Policymakers at the NIH didn’t go back to square one, but they did try to spread the word. Over the last year or so, case studies and explainers have clogged up the NIH website. Some of the concerns of the community got taken care of. It seems like studies that don’t fill in all the fields of the registration documents, if they’re not applicable, won’t get dinged.

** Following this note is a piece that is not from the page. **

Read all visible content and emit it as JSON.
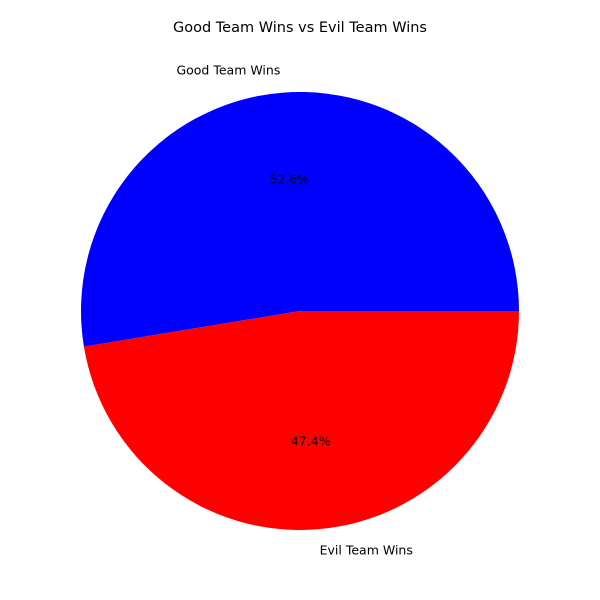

Other details got smoothed over, if not entirely ironed out. After much back and forth, for example, studies using fMRI to study brain function won’t be counted as clinical trials, says Nancy Kanwisher, a neuroscientist at MIT and an early critic of the new rules. Studies that use fMRI to guide surgery, say, or evaluate whether a drug works? Those are clinical trials. “This is sensible and a huge relief,” Kanwisher says, but argues that the process has been “dysfunctional.” “The failure of NIH officials to consult with people in the field before implementing the policy was a serious mistake that has wasted the time of hundreds of scientists for months.”
The folks who put together the new policy deny that. “There was a workshop early on to get input. There was a public comment period,” Hudson emails. “We talked about it all the time in conferences etc. We did user groups to help make the interface for inputting data more user friendly. Not sure what specific input we missed.”
One thing that might make the new registration rules less onerous: alternatives simpler than the government’s clinicaltrials.gov website. That could be where Nosek’s Open Science Framework comes in. OSF is already trying to develop templates for pre-registration and data sharing. Nosek wrote one of a half-dozen letters explaining and critiquing the new NIH policy in this week’s issue of Nature Behavioral Science, which also ran a Q&A between Mike Lauer, NIH’s Deputy Director for Extramural Research, and FABBS past president Jeremy Wolfe, another outspoken opponent. They mostly agreed to disagree.
With the policy in effect starting this week, and with a new round of grant applications due soon, nobody is entirely sure what the shakedown cruise will look like. “Ironically, researchers are being urged to contact NIH staff to help them determine what is and what is not a clinical trial,” says Sarah Brookhart, executive director of the Association for Psychological Science, “a question no one had a problem answering until now.”
New, broad policy changes are rare and disconcerting. “I hope that we will get them on board. Once this goes into place, perhaps some of the burden concerns will be relieved. If there are obvious pain points, we’re going to keep our eye on that,” Wolinetz says. “It is an unknown question how this impacts the enterprise. Ideally we will be better able to manage our portfolio. Does that change what we invest in? That remains to be seen.”